Letters and diaries revealed for the first time in a new book portray the future Nazi leader as a loner, a wimp, and an object of ridicule.
The documents published in, Hitler's First War, overturn the commonly held view that he was popular within the 16th Bavarian Reserve Infantry Regiment.
The book dispels the myth that Hitler was at the heart of a close-knit regiment with many veterans going on to form the core of the National Socialist Party.
Dr Thomas Weber, a University of Aberdeen historian, who wrote the book, also discloses that Hitler's role during the Great War was exaggerated by Nazi propaganda.
It overturns the popular belief that Hitler's brutal experiences during the First World Ward radicalized him and led him to unleash his hatred on the rest of the world.
"The myth of Hitler as a brave soldier and the camaraderie of the trenches was used by the Nazi Party from the beginning in order to extend its appeal beyond the far Right," Dr Weber said.
"They went to great lengths to protect this idea but the reality was a gulf between the majority of soldiers and Hitler."
"The commonly held view that Hitler had the dangerous job of running between trenches to deliver messages simply does not stand up," Dr Weber said.
"His role was to deliver messages between regimental HQ and, for instance, battalions or the HQs of other units, and not companies as has been stated, so he would have been between three and five kilometres behind the front line."

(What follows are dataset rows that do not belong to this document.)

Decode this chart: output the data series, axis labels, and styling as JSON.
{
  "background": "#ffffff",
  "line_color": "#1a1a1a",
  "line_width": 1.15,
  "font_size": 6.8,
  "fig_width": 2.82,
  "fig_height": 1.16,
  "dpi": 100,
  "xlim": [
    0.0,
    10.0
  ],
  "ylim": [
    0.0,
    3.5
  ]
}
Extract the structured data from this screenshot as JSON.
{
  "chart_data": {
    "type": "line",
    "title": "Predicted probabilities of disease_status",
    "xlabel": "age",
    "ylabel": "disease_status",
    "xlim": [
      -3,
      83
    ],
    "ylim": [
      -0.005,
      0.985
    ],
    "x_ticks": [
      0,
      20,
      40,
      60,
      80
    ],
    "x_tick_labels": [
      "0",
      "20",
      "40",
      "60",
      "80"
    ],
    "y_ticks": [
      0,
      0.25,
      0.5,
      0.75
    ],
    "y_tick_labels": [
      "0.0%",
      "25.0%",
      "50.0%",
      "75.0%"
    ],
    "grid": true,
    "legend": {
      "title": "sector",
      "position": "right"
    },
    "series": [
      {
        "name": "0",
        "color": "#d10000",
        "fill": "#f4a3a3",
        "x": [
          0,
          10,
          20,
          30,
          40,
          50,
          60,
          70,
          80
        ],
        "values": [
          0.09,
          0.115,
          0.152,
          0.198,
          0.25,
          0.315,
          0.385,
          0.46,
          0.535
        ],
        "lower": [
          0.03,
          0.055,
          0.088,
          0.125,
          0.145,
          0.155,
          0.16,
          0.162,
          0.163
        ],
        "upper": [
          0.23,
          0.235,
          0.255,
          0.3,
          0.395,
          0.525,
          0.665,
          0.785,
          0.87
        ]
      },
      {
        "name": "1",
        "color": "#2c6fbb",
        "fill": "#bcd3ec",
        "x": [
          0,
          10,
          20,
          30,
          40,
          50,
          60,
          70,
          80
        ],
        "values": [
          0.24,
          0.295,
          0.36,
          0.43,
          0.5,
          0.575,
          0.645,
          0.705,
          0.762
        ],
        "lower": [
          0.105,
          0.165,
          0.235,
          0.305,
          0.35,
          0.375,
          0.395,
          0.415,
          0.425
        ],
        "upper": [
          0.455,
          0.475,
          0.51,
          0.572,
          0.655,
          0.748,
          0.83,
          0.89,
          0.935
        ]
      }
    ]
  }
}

It was Hitler's distance from the front line that led one soldier to describe him as "a rear area pig", or Etappenschwein in German.
Dr Weber argues that the Iron Cross was awarded to Hitler because he was known by officers who could make recommendations and not because of any heroics in battle.
The book reveals that only two percent of veterans from Hitler's regiment had joined the Nazi Party by 1933 and that anti-semitic views was largely absent among the men.
Hitler only ever attended one reunion of veterans from his regiment where he was "cold shouldered", the book claims.



No one but this Weber fellow has ever said that Hitler's fellow soldiers helped found the Nazi Party. Hitler never saw most of them again after the war ended. He took over an existing party made up of railroad workers to launch his own party, with none of his former military associates present. I read this book. There is "too much information," a lot of it having zero to do with Hitler. The fellow quotes letters the chaplain wrote and letters some of the other men wrote to their families, none of it accusatory toward Hitler. He goes a bit far afield. He is German-born, so maybe he feels a little "guilt."
Anyone near the trench lines, including some distance behind such lines was always in grave danger in WWI due to possible gas attacks, heavy artillery barrages, airplane attacks and/or possible enemy tank and infantry breakthroughs. Hitler served at the List Regiment's headquarters, a place always known to the enemy due to air surveillance and often shelled. He was a HQ runner, but he was often sent to the edge of No Man's Land when enemy artillery destroyed German telephone hookups. In fact he was liked because the other men saw that he would always aid a wounded man and he never minded taking on extra duty if for some reason another runner couldn't carry out his assignment. (They also liked it that he was always willing to trade his tobacco ration for their jam.)